Although we share HMRC’s concerns that a small minority of taxpayers are abusing the insolvency process to sidestep their tax liabilities, we do have some concerns about the direction of travel.
First, the consultation doesn’t outline the extent of the problem. Without quantifying where, as a consequence of insolvency, the abuse comes from, its extent and its value, it is difficult to assess what steps need to be taken to prevent tax abuse involving insolvency.
We appreciate that HMRC is an unintentional and unavoidable creditor, and in many cases is the majority creditor. However, any proposals need to also protect other creditors and we are concerned that the proposals to broaden the scope to make directors personally liable for tax losses could impact upon the pari-passu (equal footing) concept in insolvency, which could disadvantage other creditors and effectively give HMRC preferential status. The risk of personal liability could result in HMRC being preferred over other creditors.
We feel more thought needs to go into how recalcitrant directors are identified as being deserving of a personal liability order for tax revenue losses. It would seem the answer could be closer working between HMRC and BEIS (which has responsibility via the Insolvency Service for director disqualification), so that the focus is clearly on the directors who deliberately cheat the system rather than those caught up in a genuine business failure.

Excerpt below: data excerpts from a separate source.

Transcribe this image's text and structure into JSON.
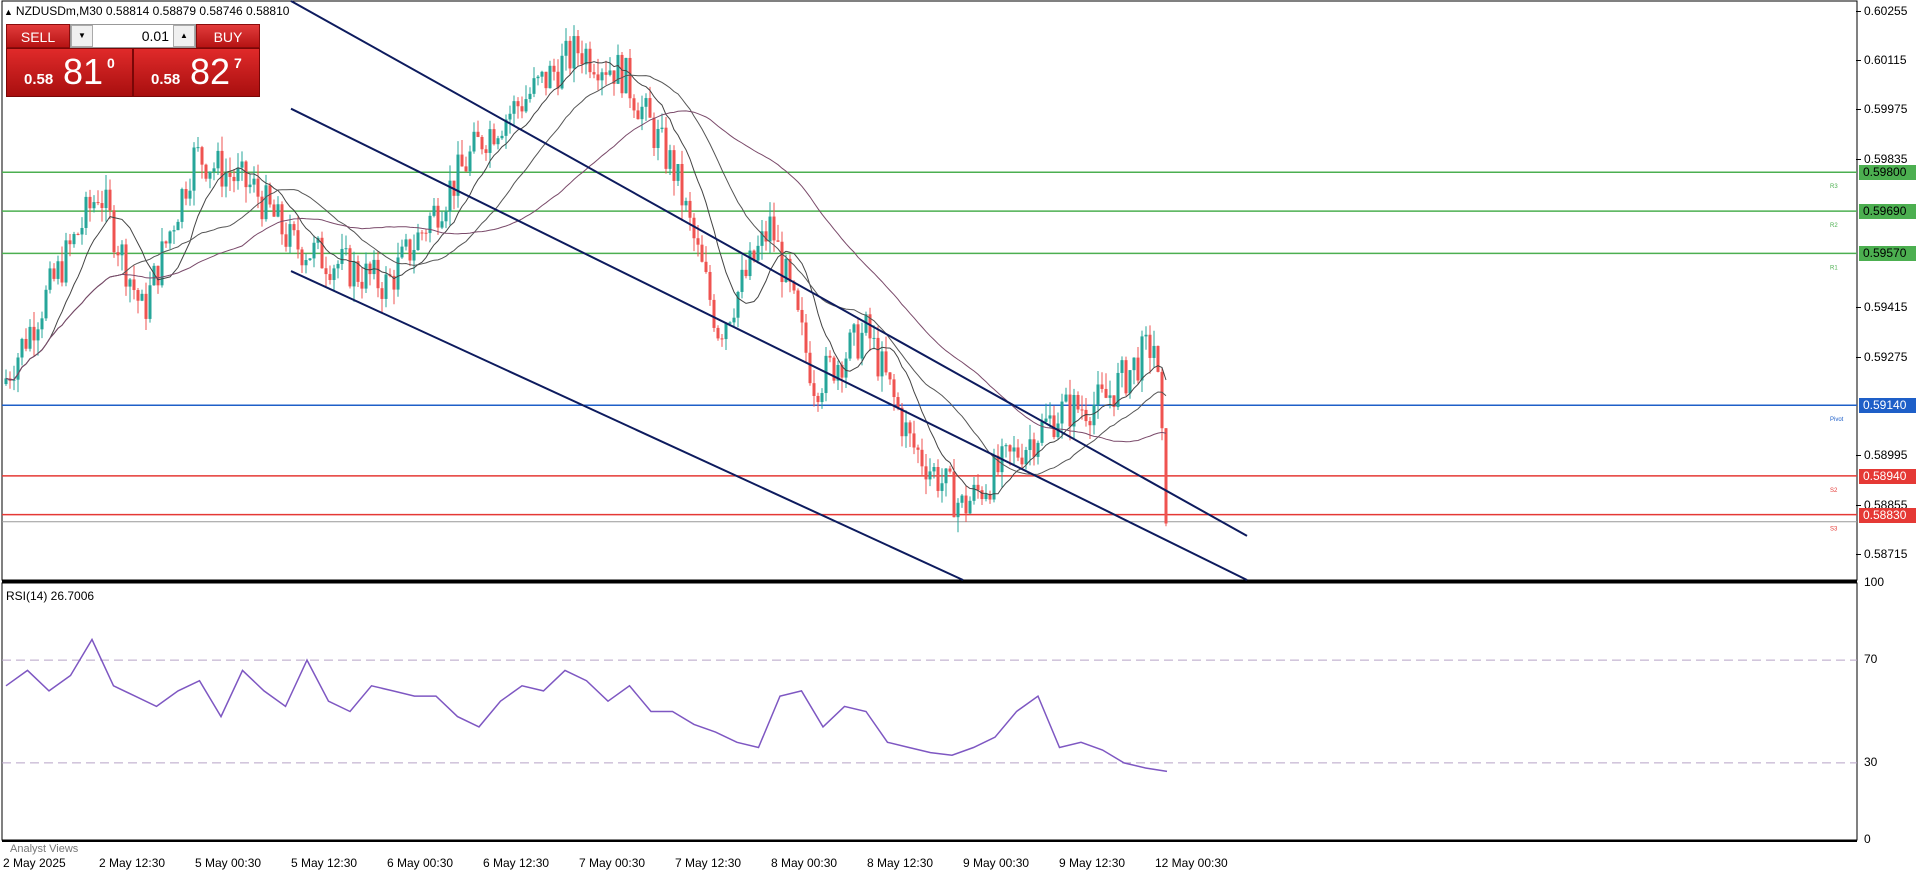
{
  "header": {
    "symbol_line": "NZDUSDm,M30  0.58814 0.58879 0.58746 0.58810",
    "rsi_line": "RSI(14) 26.7006"
  },
  "trade_panel": {
    "sell_label": "SELL",
    "buy_label": "BUY",
    "lot_value": "0.01",
    "sell_price": {
      "small": "0.58",
      "big": "81",
      "sup": "0"
    },
    "buy_price": {
      "small": "0.58",
      "big": "82",
      "sup": "7"
    }
  },
  "footer": {
    "analyst_label": "Analyst Views"
  },
  "colors": {
    "bull": "#26a69a",
    "bear": "#ef5350",
    "resistance": "#4caf50",
    "pivot": "#1e5fc8",
    "support": "#e53935",
    "channel": "#0d1b5e",
    "rsi": "#7e57c2"
  },
  "chart_data": [
    {
      "type": "candlestick",
      "title": "NZDUSDm,M30",
      "ohlc_latest": {
        "open": 0.58814,
        "high": 0.58879,
        "low": 0.58746,
        "close": 0.5881
      },
      "y_ticks": [
        "0.60255",
        "0.60115",
        "0.59975",
        "0.59835",
        "0.59415",
        "0.59275",
        "0.58995",
        "0.58855",
        "0.58715"
      ],
      "ylim": [
        0.58645,
        0.60285
      ],
      "x_ticks": [
        "2 May 2025",
        "2 May 12:30",
        "5 May 00:30",
        "5 May 12:30",
        "6 May 00:30",
        "6 May 12:30",
        "7 May 00:30",
        "7 May 12:30",
        "8 May 00:30",
        "8 May 12:30",
        "9 May 00:30",
        "9 May 12:30",
        "12 May 00:30"
      ],
      "price_path": [
        {
          "date": "2 May 2025",
          "price": 0.592
        },
        {
          "date": "2 May 12:30",
          "price": 0.5975
        },
        {
          "date": "2 May 18:00",
          "price": 0.594
        },
        {
          "date": "5 May 00:30",
          "price": 0.5985
        },
        {
          "date": "5 May 08:00",
          "price": 0.5975
        },
        {
          "date": "5 May 12:30",
          "price": 0.596
        },
        {
          "date": "6 May 00:30",
          "price": 0.5948
        },
        {
          "date": "6 May 12:30",
          "price": 0.599
        },
        {
          "date": "7 May 00:30",
          "price": 0.6015
        },
        {
          "date": "7 May 06:00",
          "price": 0.6008
        },
        {
          "date": "7 May 12:30",
          "price": 0.598
        },
        {
          "date": "7 May 18:00",
          "price": 0.5935
        },
        {
          "date": "8 May 00:30",
          "price": 0.5965
        },
        {
          "date": "8 May 06:00",
          "price": 0.592
        },
        {
          "date": "8 May 12:30",
          "price": 0.5935
        },
        {
          "date": "8 May 18:00",
          "price": 0.5903
        },
        {
          "date": "9 May 00:30",
          "price": 0.5885
        },
        {
          "date": "9 May 06:00",
          "price": 0.5898
        },
        {
          "date": "9 May 12:30",
          "price": 0.5912
        },
        {
          "date": "9 May 18:00",
          "price": 0.5915
        },
        {
          "date": "12 May 00:30",
          "price": 0.5932
        },
        {
          "date": "12 May 02:00",
          "price": 0.5881
        }
      ],
      "levels": [
        {
          "name": "R3",
          "value": "0.59800",
          "color": "#4caf50"
        },
        {
          "name": "R2",
          "value": "0.59690",
          "color": "#4caf50"
        },
        {
          "name": "R1",
          "value": "0.59570",
          "color": "#4caf50"
        },
        {
          "name": "Pivot",
          "value": "0.59140",
          "color": "#1e5fc8"
        },
        {
          "name": "S2",
          "value": "0.58940",
          "color": "#e53935"
        },
        {
          "name": "S3",
          "value": "0.58830",
          "color": "#e53935"
        }
      ],
      "bid_line": 0.5881,
      "channel_lines": [
        {
          "from": {
            "date": "5 May 12:30",
            "price": 0.60285
          },
          "to": {
            "date": "12 May 12:00",
            "price": 0.5877
          }
        },
        {
          "from": {
            "date": "5 May 12:30",
            "price": 0.5998
          },
          "to": {
            "date": "12 May 12:00",
            "price": 0.58645
          }
        },
        {
          "from": {
            "date": "5 May 12:30",
            "price": 0.5952
          },
          "to": {
            "date": "9 May 00:30",
            "price": 0.58645
          }
        }
      ]
    },
    {
      "type": "line",
      "title": "RSI(14) 26.7006",
      "ylim": [
        0,
        100
      ],
      "y_ticks": [
        "100",
        "70",
        "30",
        "0"
      ],
      "levels": [
        70,
        30
      ],
      "series": [
        {
          "name": "RSI(14)",
          "values": [
            60,
            66,
            58,
            64,
            78,
            60,
            56,
            52,
            58,
            62,
            48,
            66,
            58,
            52,
            70,
            54,
            50,
            60,
            58,
            56,
            56,
            48,
            44,
            54,
            60,
            58,
            66,
            62,
            54,
            60,
            50,
            50,
            45,
            42,
            38,
            36,
            56,
            58,
            44,
            52,
            50,
            38,
            36,
            34,
            33,
            36,
            40,
            50,
            56,
            36,
            38,
            35,
            30,
            28,
            26.7
          ]
        }
      ],
      "latest": 26.7006
    }
  ]
}
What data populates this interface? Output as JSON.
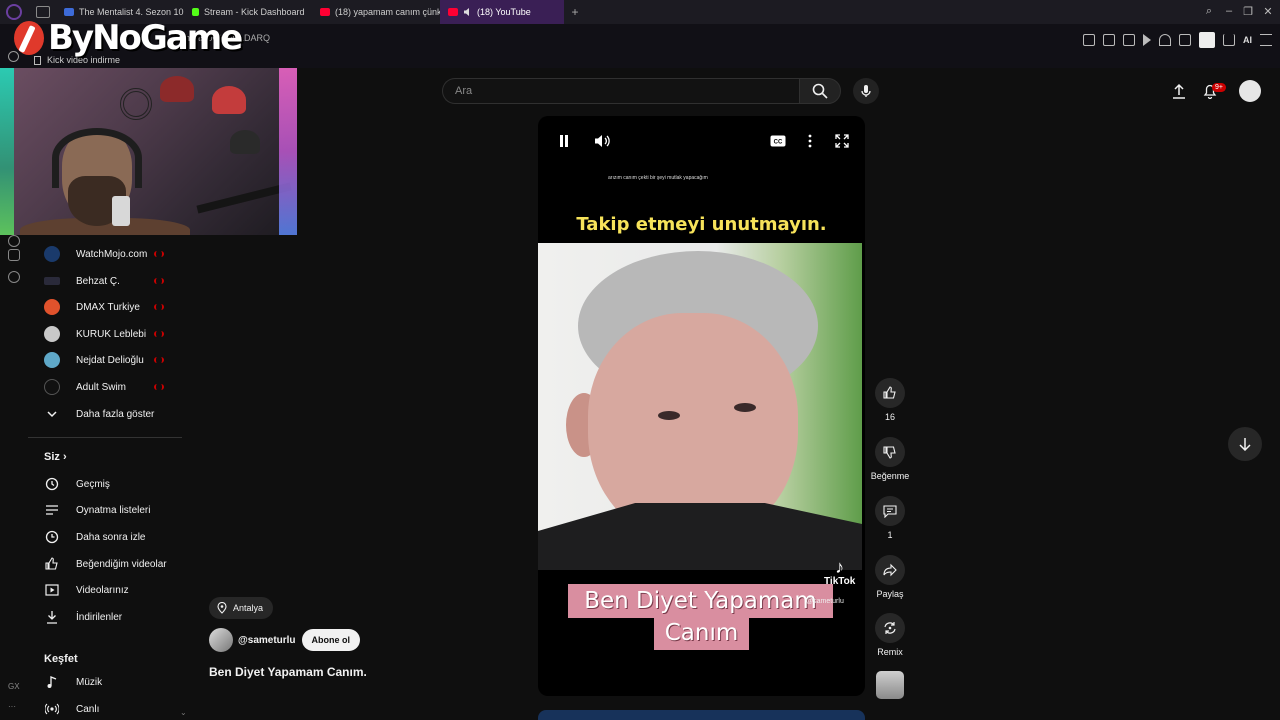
{
  "browser": {
    "tabs": [
      {
        "label": "The Mentalist 4. Sezon 10.",
        "color": "#3d6bd8"
      },
      {
        "label": "Stream - Kick Dashboard",
        "color": "#53fc18"
      },
      {
        "label": "(18) yapamam canım çünk",
        "color": "#ff0033"
      },
      {
        "label": "(18) YouTube",
        "color": "#ff0033"
      }
    ],
    "url": "/shorts/0OVjw_LDARQ",
    "download_hint": "Kick video indirme",
    "ext_ai_label": "AI"
  },
  "overlay": {
    "brand": "ByNoGame"
  },
  "mini_rail": {
    "gx_label": "GX",
    "more_label": "···"
  },
  "sidebar": {
    "subscriptions": [
      {
        "label": "WatchMojo.com",
        "avatar_color": "#1a3a6b"
      },
      {
        "label": "Behzat Ç.",
        "avatar_color": "#2a2a3a"
      },
      {
        "label": "DMAX Turkiye",
        "avatar_color": "#e0522c"
      },
      {
        "label": "KURUK Leblebi",
        "avatar_color": "#c8c8c8"
      },
      {
        "label": "Nejdat Delioğlu",
        "avatar_color": "#5fa8c8"
      },
      {
        "label": "Adult Swim",
        "avatar_color": "#111111"
      }
    ],
    "show_more": "Daha fazla göster",
    "you_heading": "Siz",
    "you_items": [
      {
        "label": "Geçmiş",
        "icon": "history-icon"
      },
      {
        "label": "Oynatma listeleri",
        "icon": "playlists-icon"
      },
      {
        "label": "Daha sonra izle",
        "icon": "watch-later-icon"
      },
      {
        "label": "Beğendiğim videolar",
        "icon": "liked-icon"
      },
      {
        "label": "Videolarınız",
        "icon": "your-videos-icon"
      },
      {
        "label": "İndirilenler",
        "icon": "downloads-icon"
      }
    ],
    "explore_heading": "Keşfet",
    "explore_items": [
      {
        "label": "Müzik",
        "icon": "music-icon"
      },
      {
        "label": "Canlı",
        "icon": "live-icon"
      }
    ]
  },
  "search": {
    "placeholder": "Ara"
  },
  "header": {
    "notifications_badge": "9+"
  },
  "short": {
    "small_caption": "arızım canım çekti bir şeyi mutlak yapacağım",
    "headline": "Takip etmeyi unutmayın.",
    "subtitle_line1": "Ben Diyet Yapamam",
    "subtitle_line2": "Canım",
    "watermark": "TikTok",
    "watermark_handle": "@sameturlu",
    "location": "Antalya",
    "channel_handle": "@sameturlu",
    "subscribe_label": "Abone ol",
    "title": "Ben Diyet Yapamam Canım."
  },
  "actions": {
    "like_count": "16",
    "dislike_label": "Beğenme",
    "comment_count": "1",
    "share_label": "Paylaş",
    "remix_label": "Remix"
  },
  "colors": {
    "youtube_red": "#ff0033",
    "headline_yellow": "#f7e35a",
    "subtitle_bg": "#d98ea0"
  }
}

Introducing the concept of guarantees or deposits to protect HMRC’s position generally could act as a barrier to trade and inhibitor to an entrepreneurial economy, as well as increasing the cost of doing business in the UK.
If HMRC is committed to rebalancing the position, it is important that the position of HMRC versus unsecured creditors is established and quantified. In addition, HMRC needs to work closely with insolvency practitioners (IPs) to ensure that any action taken by HMRC does not prejudice any actions contemplated or being taken by the IP.
Ultimately, we believe IPs have sufficient tools to address tax abuse involving insolvency and, if applied robustly and consistently, this should be a sufficient deterrent to drive out bad practices and prevent directors abusing the insolvency process to avoid tax liabilities.
However, a primary issue for IPs is often a lack of funding to exercise their investigatory powers to take robust action in each relevant case that sends a clear message that action will be taken to stamp out rogue directors. If more funding could be made available from concerned creditors such as HMRC, it would show that IPs have the ability to, and will where appropriate, investigate abusive behaviour to the fullest extent possible, which should act as a key preventive measure.